Descriptive Statistics [Median, Quartiles, Outliers]This indicator seeks to provide insight to traders by modeling market structure using widely accepted statistical methods applied to price data. It does not predict direction; instead, it describes how current price behaves relative to its historical distribution.
It is built around non-parametric statistics, making it resistant to distortion from extreme price movements.
What it shows?
1. Median (Q2): The central equilibrium level of price distribution.
2. Quartiles (Q1, Q3): Boundaries of the “normal” trading range.
3. Interquartile Range (IQR): Measures the width of the core market structure.
4. Outlier Bands (1.5 × IQR rule): Statistical extremes where price becomes unusual relative to recent behavior.
How it works?
The indicator collects price data either through:
1. Reset Mode: Builds a new distribution each session (Daily, Weekly, Monthly, or chart timeframe).
2. Length Mode: Uses a rolling window of the last N candles.
All values are sorted to construct a real-time price distribution, from which median, quartiles, and outlier thresholds are derived.
How to use it?
1. Price inside Q1–Q3 range → normal market conditions
2. Price near Median → equilibrium / fair value zone
3. Price outside Outlier bands → statistically extreme conditions (potential exhaustion, expansion zones or news driven events)

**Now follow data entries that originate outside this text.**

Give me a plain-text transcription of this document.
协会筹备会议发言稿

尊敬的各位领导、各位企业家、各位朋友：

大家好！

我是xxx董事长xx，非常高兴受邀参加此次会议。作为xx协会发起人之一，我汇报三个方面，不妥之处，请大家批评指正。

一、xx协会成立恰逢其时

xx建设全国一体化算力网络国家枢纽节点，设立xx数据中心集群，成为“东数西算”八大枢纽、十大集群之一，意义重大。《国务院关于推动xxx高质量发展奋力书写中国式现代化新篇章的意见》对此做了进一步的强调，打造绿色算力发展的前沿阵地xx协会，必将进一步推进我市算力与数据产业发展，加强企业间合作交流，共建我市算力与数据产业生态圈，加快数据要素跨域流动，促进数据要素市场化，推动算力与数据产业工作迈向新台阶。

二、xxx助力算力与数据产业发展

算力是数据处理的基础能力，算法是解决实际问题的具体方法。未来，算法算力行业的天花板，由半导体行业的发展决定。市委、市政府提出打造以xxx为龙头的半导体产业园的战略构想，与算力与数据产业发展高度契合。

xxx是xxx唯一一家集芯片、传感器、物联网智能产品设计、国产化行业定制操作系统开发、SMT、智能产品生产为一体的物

4. Large expansions between Q1 and Q3 → increased volatility and potential momentum in either direction
Key concept?
This tool does not forecast price. It provides a distribution map of market behavior, helping traders understand structure, deviation, and statistical positioning of price.
⚠️ Note
This indicator is for educational and analytical purposes only and should not be used as standalone trading advice.